Tristar Worldwide
- Founded: 1978
- Defunct: September 2020
- Fate: Merged into Addison Lee
- Successor: Addison Lee
- Headquarters: Horton Road, West Drayton, London Borough of Hillingdon, England
- Number of locations: Boston, Hong Kong, Paris
- Area served: Worldwide
- Services: Luxury Car Hire with Chauffeur
- Number of employees: 650
- Website: TristarWorldwide.com

= Tristar Worldwide =

Tristar Worldwide was a chauffeur-driven private hire car provider. The UK-based company operates in around 80 countries with an annual turnover of £48m and 650 employees. It was founded in 1978, originally for use by business class passengers of Virgin Atlantic. Tristar operates a fleet of 415 Volvo and Mercedes-Benz cars.

In 2008, Dean De Beer led a management buyout, which left him as the owner of the company.

In 2012, Tristar acquired M7 Worldwide Transportation, a US company operating in the same premium market. This significantly expanded their presence in the US.

In June 2016, Tristar was acquired by Addison Lee and in September 2020, during the COVID pandemic, the company and fleet was merged into the Addison Lee operation discontinuing the Tristar brand.

== Fleet of vehicles ==

As of April 2015, Tristar had a fleet of 415 vehicles. In 2013, they acquired their first hybrid cars: three Volvo V60 Plug-in Hybrid diesels for an eight-month trial to assess whether they would reduce fuel consumption, CO_{2} emissions, maintenance costs and company car tax.

Until 2014, they divided their purchases between Mercedes-Benz and Volvo. In 2015 the company changed its purchasing policy, commencing the transition to a fleet of 450 Mercedes-Benz cars exclusively. These will include Mercedes-Benz V-Class extra long vehicles which provide seating for up to eight passengers.

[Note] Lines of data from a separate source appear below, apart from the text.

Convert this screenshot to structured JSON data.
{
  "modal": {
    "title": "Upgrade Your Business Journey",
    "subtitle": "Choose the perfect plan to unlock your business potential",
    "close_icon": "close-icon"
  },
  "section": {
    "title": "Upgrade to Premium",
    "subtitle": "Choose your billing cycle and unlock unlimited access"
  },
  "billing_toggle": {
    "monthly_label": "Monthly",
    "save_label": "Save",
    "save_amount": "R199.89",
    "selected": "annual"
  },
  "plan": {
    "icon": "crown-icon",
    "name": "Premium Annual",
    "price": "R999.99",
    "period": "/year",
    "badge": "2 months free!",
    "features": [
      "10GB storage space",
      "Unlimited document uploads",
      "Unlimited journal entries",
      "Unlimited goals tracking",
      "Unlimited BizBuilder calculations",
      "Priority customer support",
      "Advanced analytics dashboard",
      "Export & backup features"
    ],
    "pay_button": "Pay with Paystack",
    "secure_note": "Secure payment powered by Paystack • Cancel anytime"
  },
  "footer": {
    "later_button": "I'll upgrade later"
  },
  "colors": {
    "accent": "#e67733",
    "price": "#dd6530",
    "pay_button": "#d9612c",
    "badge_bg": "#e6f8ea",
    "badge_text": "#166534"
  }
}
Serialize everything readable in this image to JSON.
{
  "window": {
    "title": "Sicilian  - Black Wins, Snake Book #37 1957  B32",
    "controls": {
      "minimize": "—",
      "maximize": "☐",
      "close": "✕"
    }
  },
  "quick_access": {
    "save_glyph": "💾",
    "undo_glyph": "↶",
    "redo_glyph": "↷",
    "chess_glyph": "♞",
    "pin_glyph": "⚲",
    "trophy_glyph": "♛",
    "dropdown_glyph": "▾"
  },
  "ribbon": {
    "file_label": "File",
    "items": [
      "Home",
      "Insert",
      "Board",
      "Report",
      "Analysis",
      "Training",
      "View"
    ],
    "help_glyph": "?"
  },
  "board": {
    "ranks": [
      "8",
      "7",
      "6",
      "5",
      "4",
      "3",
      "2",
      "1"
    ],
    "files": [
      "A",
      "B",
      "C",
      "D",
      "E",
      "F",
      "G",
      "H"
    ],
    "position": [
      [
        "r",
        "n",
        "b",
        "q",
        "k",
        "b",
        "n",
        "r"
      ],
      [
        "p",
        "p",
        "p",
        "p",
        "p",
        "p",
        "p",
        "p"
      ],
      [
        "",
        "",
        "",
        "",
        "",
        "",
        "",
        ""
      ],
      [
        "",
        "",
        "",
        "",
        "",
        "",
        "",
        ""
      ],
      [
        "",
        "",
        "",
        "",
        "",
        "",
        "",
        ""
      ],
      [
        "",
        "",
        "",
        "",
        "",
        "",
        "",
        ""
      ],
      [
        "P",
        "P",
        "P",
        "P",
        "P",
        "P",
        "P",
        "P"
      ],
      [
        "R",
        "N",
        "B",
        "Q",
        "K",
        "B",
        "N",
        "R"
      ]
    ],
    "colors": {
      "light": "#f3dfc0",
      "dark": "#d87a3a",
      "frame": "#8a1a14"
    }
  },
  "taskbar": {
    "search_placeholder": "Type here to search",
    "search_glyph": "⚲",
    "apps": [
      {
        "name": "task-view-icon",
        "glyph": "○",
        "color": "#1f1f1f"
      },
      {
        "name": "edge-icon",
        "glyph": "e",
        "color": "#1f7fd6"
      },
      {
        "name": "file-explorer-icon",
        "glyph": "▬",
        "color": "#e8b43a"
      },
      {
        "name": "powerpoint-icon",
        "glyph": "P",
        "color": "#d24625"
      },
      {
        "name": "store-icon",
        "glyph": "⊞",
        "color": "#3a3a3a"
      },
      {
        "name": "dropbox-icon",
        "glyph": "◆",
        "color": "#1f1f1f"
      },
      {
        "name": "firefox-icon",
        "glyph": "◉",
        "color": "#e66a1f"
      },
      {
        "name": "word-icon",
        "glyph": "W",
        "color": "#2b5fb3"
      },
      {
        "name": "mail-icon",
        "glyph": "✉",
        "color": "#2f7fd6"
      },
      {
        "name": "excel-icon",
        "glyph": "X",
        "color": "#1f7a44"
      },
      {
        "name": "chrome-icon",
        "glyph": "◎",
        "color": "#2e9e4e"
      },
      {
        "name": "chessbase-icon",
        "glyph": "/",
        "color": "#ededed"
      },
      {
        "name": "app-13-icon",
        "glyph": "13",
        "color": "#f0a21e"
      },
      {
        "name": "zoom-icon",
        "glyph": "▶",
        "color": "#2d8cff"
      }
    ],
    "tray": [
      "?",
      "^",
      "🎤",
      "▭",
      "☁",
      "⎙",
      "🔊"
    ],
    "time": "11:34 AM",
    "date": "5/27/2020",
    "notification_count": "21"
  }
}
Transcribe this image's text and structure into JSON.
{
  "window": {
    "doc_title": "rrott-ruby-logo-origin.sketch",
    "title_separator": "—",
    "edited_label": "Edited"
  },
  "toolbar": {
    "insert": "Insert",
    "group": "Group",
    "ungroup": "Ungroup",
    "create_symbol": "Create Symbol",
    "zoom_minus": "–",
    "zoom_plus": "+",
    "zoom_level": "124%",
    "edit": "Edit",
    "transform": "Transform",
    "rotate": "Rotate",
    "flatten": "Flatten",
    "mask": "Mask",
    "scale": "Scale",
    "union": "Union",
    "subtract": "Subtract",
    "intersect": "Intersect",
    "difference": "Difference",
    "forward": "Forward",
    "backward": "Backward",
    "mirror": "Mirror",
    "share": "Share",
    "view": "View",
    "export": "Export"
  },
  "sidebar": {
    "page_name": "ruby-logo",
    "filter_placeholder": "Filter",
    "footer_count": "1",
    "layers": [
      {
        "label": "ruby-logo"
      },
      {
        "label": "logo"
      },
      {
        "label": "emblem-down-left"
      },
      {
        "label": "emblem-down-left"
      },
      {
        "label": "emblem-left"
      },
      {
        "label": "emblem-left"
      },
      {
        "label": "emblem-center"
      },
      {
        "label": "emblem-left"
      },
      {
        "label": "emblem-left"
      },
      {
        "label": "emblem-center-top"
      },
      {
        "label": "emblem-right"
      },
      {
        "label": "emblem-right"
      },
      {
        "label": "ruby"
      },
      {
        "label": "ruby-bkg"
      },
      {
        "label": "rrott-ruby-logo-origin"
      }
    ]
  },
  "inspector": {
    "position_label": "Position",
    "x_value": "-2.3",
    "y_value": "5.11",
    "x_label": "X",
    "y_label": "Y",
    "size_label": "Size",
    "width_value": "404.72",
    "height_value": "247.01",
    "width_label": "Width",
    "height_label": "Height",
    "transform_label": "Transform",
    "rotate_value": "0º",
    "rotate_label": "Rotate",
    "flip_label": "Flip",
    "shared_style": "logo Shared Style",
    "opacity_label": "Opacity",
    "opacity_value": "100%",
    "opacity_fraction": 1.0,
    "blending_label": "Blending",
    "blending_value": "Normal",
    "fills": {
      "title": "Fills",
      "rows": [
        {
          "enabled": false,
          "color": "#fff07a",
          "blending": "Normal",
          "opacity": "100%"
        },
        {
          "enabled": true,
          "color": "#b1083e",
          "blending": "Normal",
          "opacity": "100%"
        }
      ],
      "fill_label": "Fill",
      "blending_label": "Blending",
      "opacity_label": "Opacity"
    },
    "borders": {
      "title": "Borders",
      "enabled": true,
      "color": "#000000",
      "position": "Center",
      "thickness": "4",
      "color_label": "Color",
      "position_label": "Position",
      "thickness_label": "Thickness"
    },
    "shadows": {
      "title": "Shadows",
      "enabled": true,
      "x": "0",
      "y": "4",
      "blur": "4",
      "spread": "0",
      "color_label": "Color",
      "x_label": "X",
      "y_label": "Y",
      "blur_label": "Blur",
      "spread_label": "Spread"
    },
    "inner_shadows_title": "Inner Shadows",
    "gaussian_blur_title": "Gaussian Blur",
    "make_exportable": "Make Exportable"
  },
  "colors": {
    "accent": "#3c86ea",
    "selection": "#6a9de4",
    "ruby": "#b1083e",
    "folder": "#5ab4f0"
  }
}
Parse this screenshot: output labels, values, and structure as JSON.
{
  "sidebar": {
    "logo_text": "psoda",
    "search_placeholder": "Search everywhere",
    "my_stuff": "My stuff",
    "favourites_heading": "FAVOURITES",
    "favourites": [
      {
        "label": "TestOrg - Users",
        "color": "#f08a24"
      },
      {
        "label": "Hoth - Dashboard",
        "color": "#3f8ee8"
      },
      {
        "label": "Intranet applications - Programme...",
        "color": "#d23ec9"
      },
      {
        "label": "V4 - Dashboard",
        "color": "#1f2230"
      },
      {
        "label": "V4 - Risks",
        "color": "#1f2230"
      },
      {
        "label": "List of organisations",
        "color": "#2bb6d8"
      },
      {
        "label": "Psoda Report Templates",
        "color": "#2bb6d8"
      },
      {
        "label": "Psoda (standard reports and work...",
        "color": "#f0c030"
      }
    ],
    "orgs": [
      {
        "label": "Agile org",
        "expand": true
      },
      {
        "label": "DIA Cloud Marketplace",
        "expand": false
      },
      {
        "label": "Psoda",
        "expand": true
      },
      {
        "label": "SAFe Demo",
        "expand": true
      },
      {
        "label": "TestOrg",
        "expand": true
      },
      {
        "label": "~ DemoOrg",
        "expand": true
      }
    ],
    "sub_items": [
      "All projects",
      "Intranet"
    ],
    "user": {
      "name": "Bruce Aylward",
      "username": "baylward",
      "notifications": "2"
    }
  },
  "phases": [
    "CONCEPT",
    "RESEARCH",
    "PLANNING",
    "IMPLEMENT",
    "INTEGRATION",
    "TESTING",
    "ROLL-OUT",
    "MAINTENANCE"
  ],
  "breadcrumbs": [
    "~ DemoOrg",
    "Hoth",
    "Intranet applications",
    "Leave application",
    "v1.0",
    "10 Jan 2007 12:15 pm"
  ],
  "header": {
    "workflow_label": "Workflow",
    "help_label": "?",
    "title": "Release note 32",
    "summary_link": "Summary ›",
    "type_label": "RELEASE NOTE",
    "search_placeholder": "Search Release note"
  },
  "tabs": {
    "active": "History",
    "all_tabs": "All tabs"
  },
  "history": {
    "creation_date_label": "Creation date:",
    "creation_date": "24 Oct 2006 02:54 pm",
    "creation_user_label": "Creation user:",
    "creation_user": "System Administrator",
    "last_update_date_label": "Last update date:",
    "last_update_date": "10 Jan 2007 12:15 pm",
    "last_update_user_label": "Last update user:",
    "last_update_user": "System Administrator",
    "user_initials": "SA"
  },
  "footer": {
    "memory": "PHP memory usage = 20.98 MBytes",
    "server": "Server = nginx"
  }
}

=== Safety initiatives ===
Tristar has piloted a number of safety improvements for their fleet. In 2005, they were the first fleet operator in England to trial "DriveCam" devices which would automatically capture 20 seconds of video before and after an accident.
In late 2013, the introduction of forward-facing continuously recording video cameras, combined with GPS data to record the vehicles' speed, reduced accidents and also saved money on insurance premiums and disputed claims. In 2014, their close association with Volvo gave them early access to Autonomous Emergency Braking (AEB) technology for a six-month trial, which was reported to reduce rear impact collisions by 28 per cent.
In 2015, in conjunction with the change to Mercedes-Benz exclusively, they adopted "Collision Prevention Assistance Plus", which warns the driver if they start to drift out of their lane or approach too close to the vehicle ahead, and can brake automatically if the driver fails to respond.

== Awards ==

The company was awarded the United Kingdom’s Queen’s Award for Enterprise in International Trade for 2012.
In 2013, it received two awards from the Royal Society for the Prevention of Accidents (RoSPA): a Gold Award for Management of Occupational Road Risk (MORR) and a Silver Award for Occupational Health and Safety.
In 2014, it won the RoSPA's MORR Technology Trophy for “the best use of technology in managing work-related road risk across all industries", and the "Eco Fleet" award at the 2014 Brake Fleet Safety Awards, as well as being highly commended for the "Company Driver Safety" and "Road Risk Manager of the Year" awards.